Montage
1. Zoek bij de cassette in de videorecorder het punt dat ongeveer 3 seconden
vóór de scène is die tussengevoegd moet worden. Zet de videorecorder bij
dat punt in de weergavepauzestand.
2. Druk op de camcorder op de PLAY toets en zoek het opnamestartpunt op.
Zet de camcorder bij dat punt in de weergavepauzestand.
• U kunt de weergavetoetsen op de camcorder of de speciale weergavefuncties op de
draadloze afstandsbediening gebruiken, net zoals bij gewone weergave.
3. Druk op de AV INSERT toets.
• In het display verschijnt AV INSERT en 2a.

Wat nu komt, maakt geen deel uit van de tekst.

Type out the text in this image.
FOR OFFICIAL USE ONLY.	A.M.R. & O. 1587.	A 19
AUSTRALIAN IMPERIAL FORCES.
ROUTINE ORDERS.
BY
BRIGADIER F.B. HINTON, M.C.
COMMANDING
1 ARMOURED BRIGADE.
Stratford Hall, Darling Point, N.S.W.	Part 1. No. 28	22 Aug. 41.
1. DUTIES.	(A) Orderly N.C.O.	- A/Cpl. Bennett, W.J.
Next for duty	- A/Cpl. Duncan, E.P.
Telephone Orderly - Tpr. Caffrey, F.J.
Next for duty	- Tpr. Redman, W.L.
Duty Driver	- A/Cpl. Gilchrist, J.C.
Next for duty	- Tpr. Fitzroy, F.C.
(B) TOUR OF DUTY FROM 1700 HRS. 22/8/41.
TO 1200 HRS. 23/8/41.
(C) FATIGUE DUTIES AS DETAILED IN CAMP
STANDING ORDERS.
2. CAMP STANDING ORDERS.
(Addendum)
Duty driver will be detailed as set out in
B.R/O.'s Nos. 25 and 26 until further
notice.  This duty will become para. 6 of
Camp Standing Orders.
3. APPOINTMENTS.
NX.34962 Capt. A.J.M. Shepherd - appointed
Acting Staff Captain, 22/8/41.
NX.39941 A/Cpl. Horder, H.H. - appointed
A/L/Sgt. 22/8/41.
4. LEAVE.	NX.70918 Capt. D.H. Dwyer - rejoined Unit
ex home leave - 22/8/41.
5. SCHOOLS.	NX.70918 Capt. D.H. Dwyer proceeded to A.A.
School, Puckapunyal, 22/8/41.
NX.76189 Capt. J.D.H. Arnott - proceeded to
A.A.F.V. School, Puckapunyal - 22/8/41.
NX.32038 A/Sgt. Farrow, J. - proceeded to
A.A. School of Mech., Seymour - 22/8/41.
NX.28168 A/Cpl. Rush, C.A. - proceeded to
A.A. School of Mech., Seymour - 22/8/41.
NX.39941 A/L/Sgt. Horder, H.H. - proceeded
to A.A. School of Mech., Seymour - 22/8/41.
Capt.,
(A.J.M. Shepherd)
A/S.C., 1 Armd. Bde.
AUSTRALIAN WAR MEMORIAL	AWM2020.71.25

4. Begin met de weergave van de cassette in de videorecorder.
5. Om te beginnen met tussenvoegen, drukt u op de PAUSE toets van de
camcorder.
• 2a verandert in 2.
6. Om met tussenvoegen te stoppen, drukt u op de STOP toets van de
camcorder.
• Het tussenvoegen stopt en de aanduiding AV INSERT verdwijnt uit het display. De
camcorder komt in de stopstand te staan.
• Als u i.p.v. op de STOP toets nu op de PAUSE toets drukt, dan wordt de AV
tussenvoeg-pauzefunctie ingeschakeld.
• Als u het nulstelgeheugen instelt op het punt op de band waar u wilt stoppen met
tussenvoegen, zal telkens wanneer u bij dat punt komt, de camcorder de AV
invoegfunctie uitschakelen en in de stopstand komen te staan.
7. Stop de weergave op de videorecorder.